The three-way meeting comes as Myanmar — a fellow member of the 10-country Association of Southeast Asian Nations (ASEAN) — also has come under global criticism for its poor treatment of the Muslim Rohingya, which is blamed for helping to fuel the mass migration.
Malaysia’s Anifah Aman, Indonesian Foreign Minister Retno Marsudi, and their Thai counterpart Tanasak Patimapragorn will meet starting at 9 am (0100 GMT) near Kuala Lumpur, Malaysia’s government said.
The UN’s refugee agency told AFP on Tuesday it had received reports that at least 2,000 migrants had been stranded on at least five boats controlled by human-traffickers near the Myanmar-Bangladesh coasts for more than 40 days.
Traffickers were holding the people captive on boats amid “food shortages, dehydration and violence” unless they paid for their release, a spokeswoman for the UN High Commissioner for Refugees (UNHCR) said.
The agency has said a total of nearly 4,000 people from Myanmar and Bangladesh may be stranded at sea.
The UN’s human rights and refugee chiefs joined others in calling on Malaysia, Indonesia and Thailand on Tuesday to launch search and rescue operations, bring boatpeople to land and launch procedures for assessing any refugee claims.

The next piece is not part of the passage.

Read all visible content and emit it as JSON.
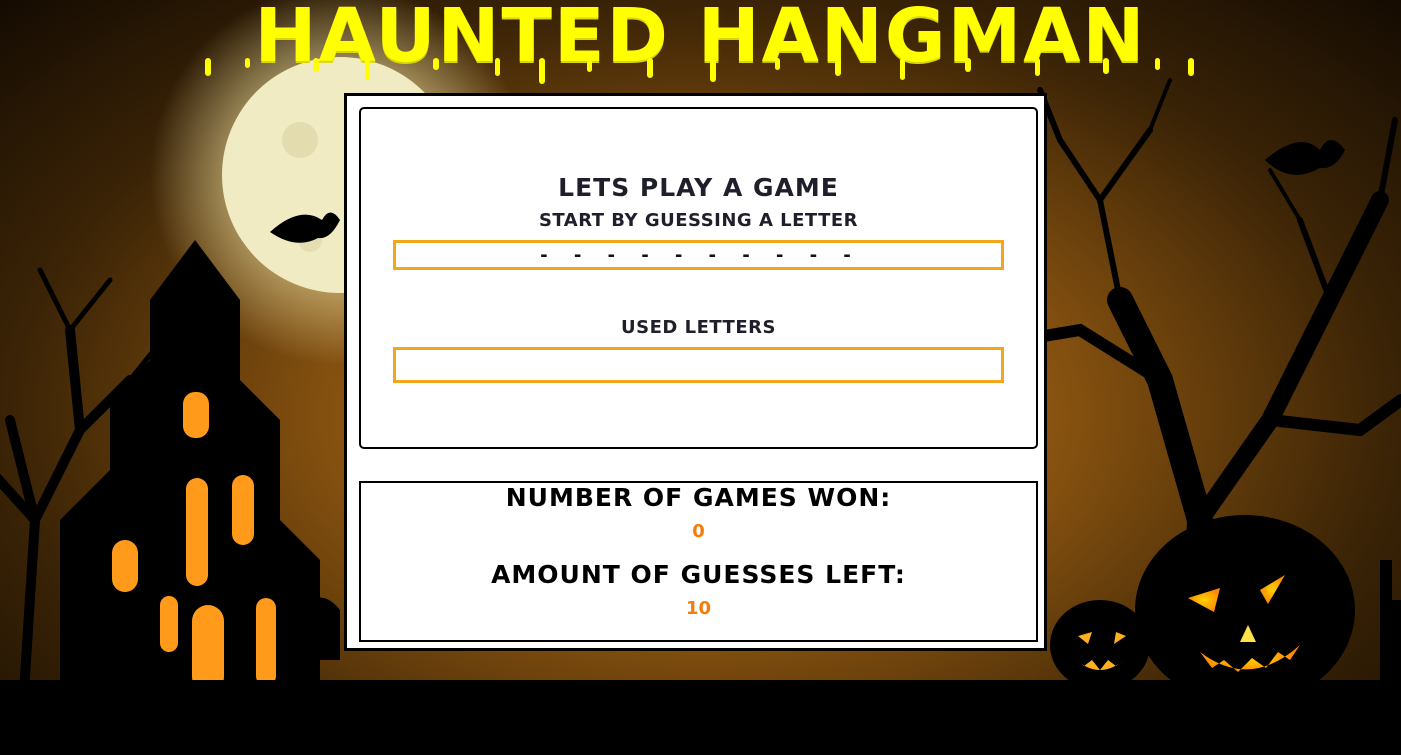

Last week UN Secretary Ban Ki-moon and the US State Department called for action to help the boatpeople.
The Bangladeshis are believed to be mainly economic migrants.
But many Rohingya are fleeing their homes in western Myanmar after years of violence and discrimination at the hands of the Buddhist majority. Most head for Muslim-majority Malaysia.
Each spring, boats stream southward out of the Bay of Bengal, trying to beat seasonal monsoon storms.
Anifah called Sunday on Myanmar — which fiercely disavows any responsibility for the Rohingya — to engage in talks on the crisis.